Elephants Can Remember, Agatha Christie
“That I am always ready to tell anyone,” said Poirot.
Ariadne Oliver is immediately charming, in much the same way that Tuppence is in By the Pricking of My Thumbs. Agatha Christie has mastered the conveyance of the meandering way one’s mind moves from topic to topic. In some adaptations (and possibly in the original stories they’re based on) Ariadne Oliver can act a little idiotically, but that isn’t the case here. Her relationship with Hercule Poirot, the way she chastises him for merely sitting at home, also helps cut through his character’s superiority.
A tragedy of love may not always belong to Romeo and Juliet, it is not only the young who suffer the pains of love and are ready to die for love.

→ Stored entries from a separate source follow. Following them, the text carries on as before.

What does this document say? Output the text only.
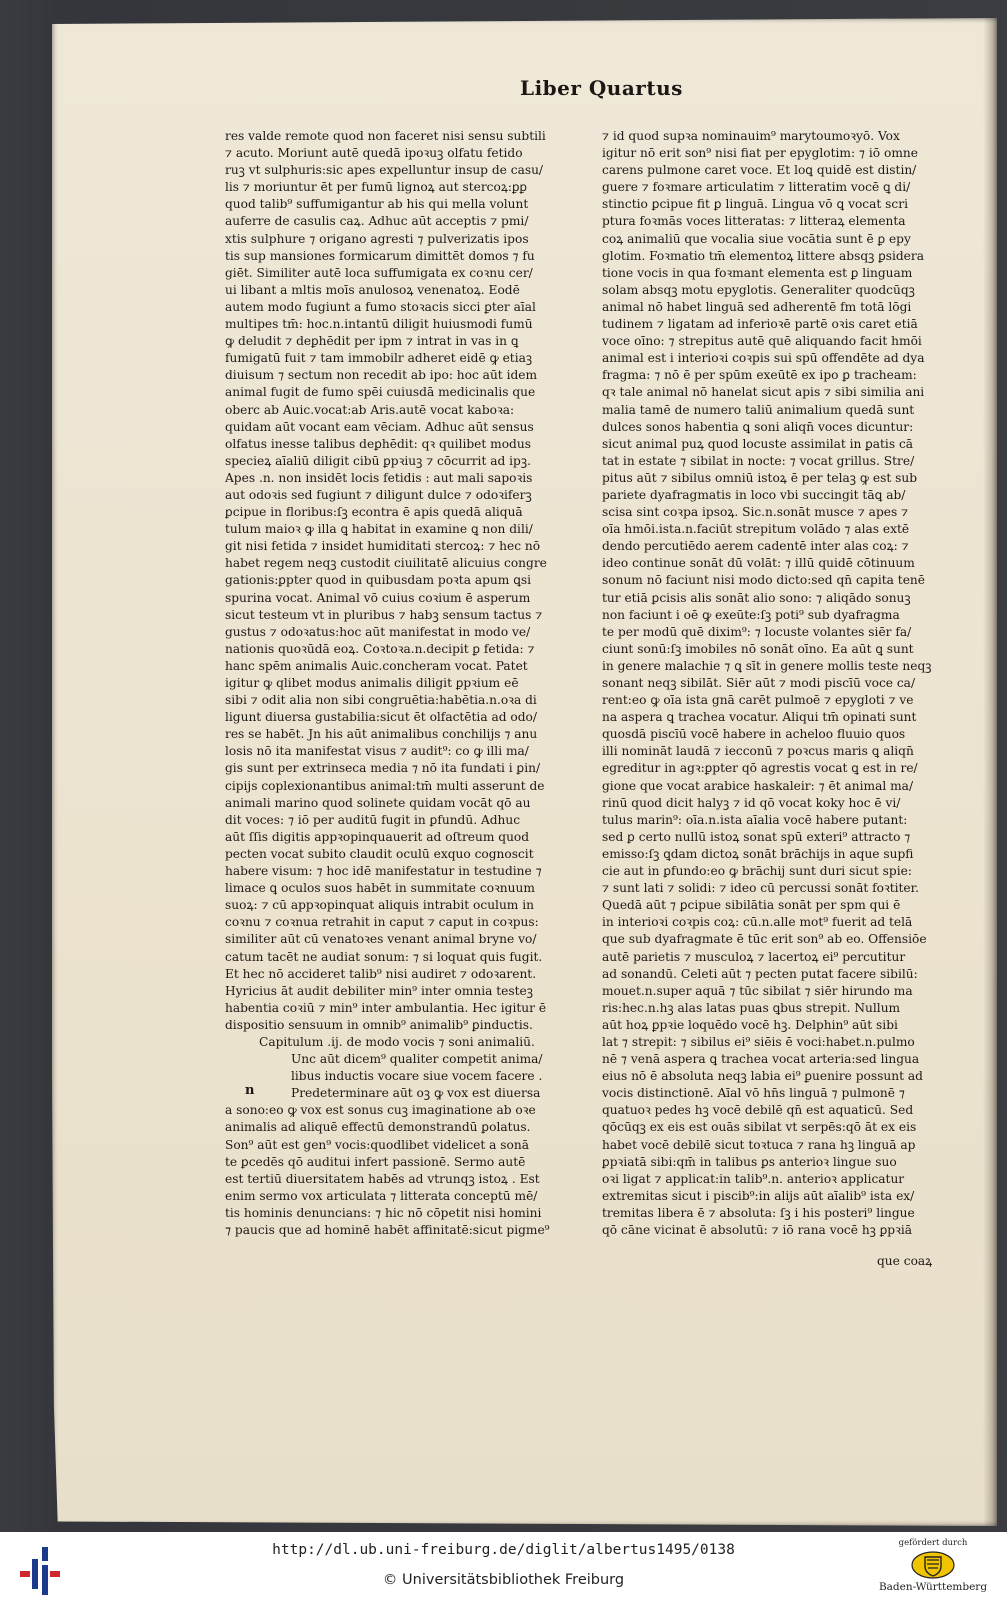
Liber Quartus
res valde remote quod non faceret nisi sensu subtili
⁊ acuto. Moriunt autē quedā ipoꝛuꝫ olfatu fetido
ruꝫ vt sulphuris:sic apes expelluntur insup de casu/
lis ⁊ moriuntur ēt per fumū lignoꝝ aut stercoꝝ:ꝑꝑ
quod talib⁹ suffumigantur ab his qui mella volunt
auferre de casulis caꝝ. Adhuc aūt acceptis ⁊ pmi/
xtis sulphure ⁊ origano agresti ⁊ pulverizatis ipos
tis sup mansiones formicarum dimittēt domos ⁊ fu
giēt. Similiter autē loca suffumigata ex coꝛnu cer/
ui libant a mltis moīs anulosoꝝ venenatoꝝ. Eodē
autem modo fugiunt a fumo stoꝛacis sicci ꝑter aīal
multipes tm̄: hoc.n.intantū diligit huiusmodi fumū
ꝙ deludit ⁊ deꝑhēdit per ipm ⁊ intrat in vas in ꝗ
fumigatū fuit ⁊ tam immobilr adheret eidē ꝙ etiaꝫ
diuisum ⁊ sectum non recedit ab ipo: hoc aūt idem
animal fugit de fumo spēi cuiusdā medicinalis que
oberc ab Auic.vocat:ab Aris.autē vocat kaboꝛa:
quidam aūt vocant eam vēciam. Adhuc aūt sensus
olfatus inesse talibus deꝑhēdit: qꝛ quilibet modus
specieꝝ aīaliū diligit cibū ꝑpꝛiuꝫ ⁊ cōcurrit ad ipꝫ.
Apes .n. non insidēt locis fetidis : aut mali sapoꝛis
aut odoꝛis sed fugiunt ⁊ diligunt dulce ⁊ odoꝛiferꝫ
ꝑcipue in floribus:ſꝫ econtra ē apis quedā aliquā
tulum maioꝛ ꝙ illa ꝗ habitat in examine ꝗ non dili/
git nisi fetida ⁊ insidet humiditati stercoꝝ: ⁊ hec nō
habet regem neqꝫ custodit ciuilitatē alicuius congre
gationis:ꝑpter quod in quibusdam poꝛta apum ꝗsi
spurina vocat. Animal vō cuius coꝛium ē asperum
sicut testeum vt in pluribus ⁊ habꝫ sensum tactus ⁊
gustus ⁊ odoꝛatus:hoc aūt manifestat in modo ve/
nationis quoꝛūdā eoꝝ. Coꝛtoꝛa.n.decipit ꝑ fetida: ⁊
hanc spēm animalis Auic.concheram vocat. Patet
igitur ꝙ qlibet modus animalis diligit ꝑpꝛium eē
sibi ⁊ odit alia non sibi congruētia:habētia.n.oꝛa di
ligunt diuersa gustabilia:sicut ēt olfactētia ad odo/
res se habēt. Jn his aūt animalibus conchilijs ⁊ anu
losis nō ita manifestat visus ⁊ audit⁹: co ꝙ illi ma/
gis sunt per extrinseca media ⁊ nō ita fundati i ꝑin/
cipijs coplexionantibus animal:tm̄ multi asserunt de
animali marino quod solinete quidam vocāt qō au
dit voces: ⁊ iō per auditū fugit in ꝑfundū. Adhuc
aūt ſſis digitis appꝛopinquauerit ad oſtreum quod
pecten vocat subito claudit oculū exquo cognoscit
habere visum: ⁊ hoc idē manifestatur in testudine ⁊
limace ꝗ oculos suos habēt in summitate coꝛnuum
suoꝝ: ⁊ cū appꝛopinquat aliquis intrabit oculum in
coꝛnu ⁊ coꝛnua retrahit in caput ⁊ caput in coꝛpus:
similiter aūt cū venatoꝛes venant animal bryne vo/
catum tacēt ne audiat sonum: ⁊ si loquat quis fugit.
Et hec nō accideret talib⁹ nisi audiret ⁊ odoꝛarent.
Hyricius āt audit debiliter min⁹ inter omnia testeꝫ
habentia coꝛiū ⁊ min⁹ inter ambulantia. Hec igitur ē
dispositio sensuum in omnib⁹ animalib⁹ ꝑinductis.
Capitulum .ij. de modo vocis ⁊ soni animaliū.
Unc aūt dicem⁹ qualiter competit anima/
libus inductis vocare siue vocem facere .
Predeterminare aūt oꝫ ꝙ vox est diuersa
a sono:eo ꝙ vox est sonus cuꝫ imaginatione ab oꝛe
animalis ad aliquē effectū demonstrandū ꝑolatus.
Son⁹ aūt est gen⁹ vocis:quodlibet videlicet a sonā
te ꝑcedēs qō auditui infert passionē. Sermo autē
est tertiū diuersitatem habēs ad vtrunqꝫ istoꝝ . Est
enim sermo vox articulata ⁊ litterata conceptū mē/
tis hominis denuncians: ⁊ hic nō cōpetit nisi homini
⁊ paucis que ad hominē habēt affinitatē:sicut pigme⁹
⁊ id quod supꝛa nominauim⁹ marytoumoꝛyō. Vox
igitur nō erit son⁹ nisi fiat per epyglotim: ⁊ iō omne
carens pulmone caret voce. Et loꝗ quidē est distin/
guere ⁊ foꝛmare articulatim ⁊ litteratim vocē ꝗ di/
stinctio ꝑcipue fit ꝑ linguā. Lingua vō ꝗ vocat scri
ptura foꝛmās voces litteratas: ⁊ litteraꝝ elementa
coꝝ animaliū que vocalia siue vocātia sunt ē ꝑ epy
glotim. Foꝛmatio tm̄ elementoꝝ littere absqꝫ ꝑsidera
tione vocis in qua foꝛmant elementa est ꝑ linguam
solam absqꝫ motu epyglotis. Generaliter quodcūqꝫ
animal nō habet linguā sed adherentē fm totā lōgi
tudinem ⁊ ligatam ad inferioꝛē partē oꝛis caret etiā
voce oīno: ⁊ strepitus autē quē aliquando facit hmōi
animal est i interioꝛi coꝛpis sui spū offendēte ad dya
fragma: ⁊ nō ē per spūm exeūtē ex ipo ꝑ tracheam:
qꝛ tale animal nō hanelat sicut apis ⁊ sibi similia ani
malia tamē de numero taliū animalium quedā sunt
dulces sonos habentia ꝗ soni aliqn̄ voces dicuntur:
sicut animal puꝝ quod locuste assimilat in ꝑatis cā
tat in estate ⁊ sibilat in nocte: ⁊ vocat grillus. Stre/
pitus aūt ⁊ sibilus omniū istoꝝ ē per telaꝫ ꝙ est sub
pariete dyafragmatis in loco vbi succingit tāꝗ ab/
scisa sint coꝛpa ipsoꝝ. Sic.n.sonāt musce ⁊ apes ⁊
oīa hmōi.ista.n.faciūt strepitum volādo ⁊ alas extē
dendo percutiēdo aerem cadentē inter alas coꝝ: ⁊
ideo continue sonāt dū volāt: ⁊ illū quidē cōtinuum
sonum nō faciunt nisi modo dicto:sed qn̄ capita tenē
tur etiā ꝑcisis alis sonāt alio sono: ⁊ aliqādo sonuꝫ
non faciunt i oē ꝙ exeūte:ſꝫ poti⁹ sub dyafragma
te per modū quē dixim⁹: ⁊ locuste volantes siēr fa/
ciunt sonū:ſꝫ imobiles nō sonāt oīno. Ea aūt ꝗ sunt
in genere malachie ⁊ ꝗ sīt in genere mollis teste neqꝫ
sonant neqꝫ sibilāt. Siēr aūt ⁊ modi piscīū voce ca/
rent:eo ꝙ oīa ista gnā carēt pulmoē ⁊ epygloti ⁊ ve
na aspera ꝗ trachea vocatur. Aliqui tm̄ opinati sunt
quosdā piscīū vocē habere in acheloo fluuio quos
illi nomināt laudā ⁊ iecconū ⁊ poꝛcus maris ꝗ aliqn̄
egreditur in agꝛ:ꝑpter qō agrestis vocat ꝗ est in re/
gione que vocat arabice haskaleir: ⁊ ēt animal ma/
rinū quod dicit halyꝫ ⁊ id qō vocat koky hoc ē vi/
tulus marin⁹: oīa.n.ista aīalia vocē habere putant:
sed ꝑ certo nullū istoꝝ sonat spū exteri⁹ attracto ⁊
emisso:ſꝫ ꝗdam dictoꝝ sonāt brāchijs in aque supfi
cie aut in ꝑfundo:eo ꝙ brāchij sunt duri sicut spie:
⁊ sunt lati ⁊ solidi: ⁊ ideo cū percussi sonāt foꝛtiter.
Quedā aūt ⁊ ꝑcipue sibilātia sonāt per spm qui ē
in interioꝛi coꝛpis coꝝ: cū.n.alle mot⁹ fuerit ad telā
que sub dyafragmate ē tūc erit son⁹ ab eo. Offensiōe
autē parietis ⁊ musculoꝝ ⁊ lacertoꝝ ei⁹ percutitur
ad sonandū. Celeti aūt ⁊ pecten putat facere sibilū:
mouet.n.super aquā ⁊ tūc sibilat ⁊ siēr hirundo ma
ris:hec.n.hꝫ alas latas puas ꝗbus strepit. Nullum
aūt hoꝝ ꝑpꝛie loquēdo vocē hꝫ. Delphin⁹ aūt sibi
lat ⁊ strepit: ⁊ sibilus ei⁹ siēis ē voci:habet.n.pulmo
nē ⁊ venā aspera ꝗ trachea vocat arteria:sed lingua
eius nō ē absoluta neqꝫ labia ei⁹ ꝑuenire possunt ad
vocis distinctionē. Aīal vō hn̄s linguā ⁊ pulmonē ⁊
quatuoꝛ pedes hꝫ vocē debilē qn̄ est aquaticū. Sed
qōcūqꝫ ex eis est ouās sibilat vt serpēs:qō āt ex eis
habet vocē debilē sicut toꝛtuca ⁊ rana hꝫ linguā ap
ꝑpꝛiatā sibi:qm̄ in talibus ꝑs anterioꝛ lingue suo
oꝛi ligat ⁊ applicat:in talib⁹.n. anterioꝛ applicatur
extremitas sicut i piscib⁹:in alijs aūt aīalib⁹ ista ex/
tremitas libera ē ⁊ absoluta: ſꝫ i his posteri⁹ lingue
qō cāne vicinat ē absolutū: ⁊ iō rana vocē hꝫ ꝑpꝛiā
n
que coaꝝ
http://dl.ub.uni-freiburg.de/diglit/albertus1495/0138
© Universitätsbibliothek Freiburg
gefördert durch
Baden-Württemberg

Elephants Can Remember, Agatha Christie
The actual puzzle mystery in Elephants Can Remember isn’t Agatha Christie’s best. The clues are there, but the red herrings are presented in such brief and indirect fashion that it’s readily apparent they’re not going to be important. Hercule Poirot explains how he came to his conclusions, but he doesn’t really give each clue its proper weight and explanation. On top of all that, the final proof of the mystery comes not from deduction but from simply asking someone who knew the truth all along! It doesn’t feel particularly satisfying.
I immensely enjoyed reading Elephants Can Remember, I just know that Agatha Christie can and has done even better.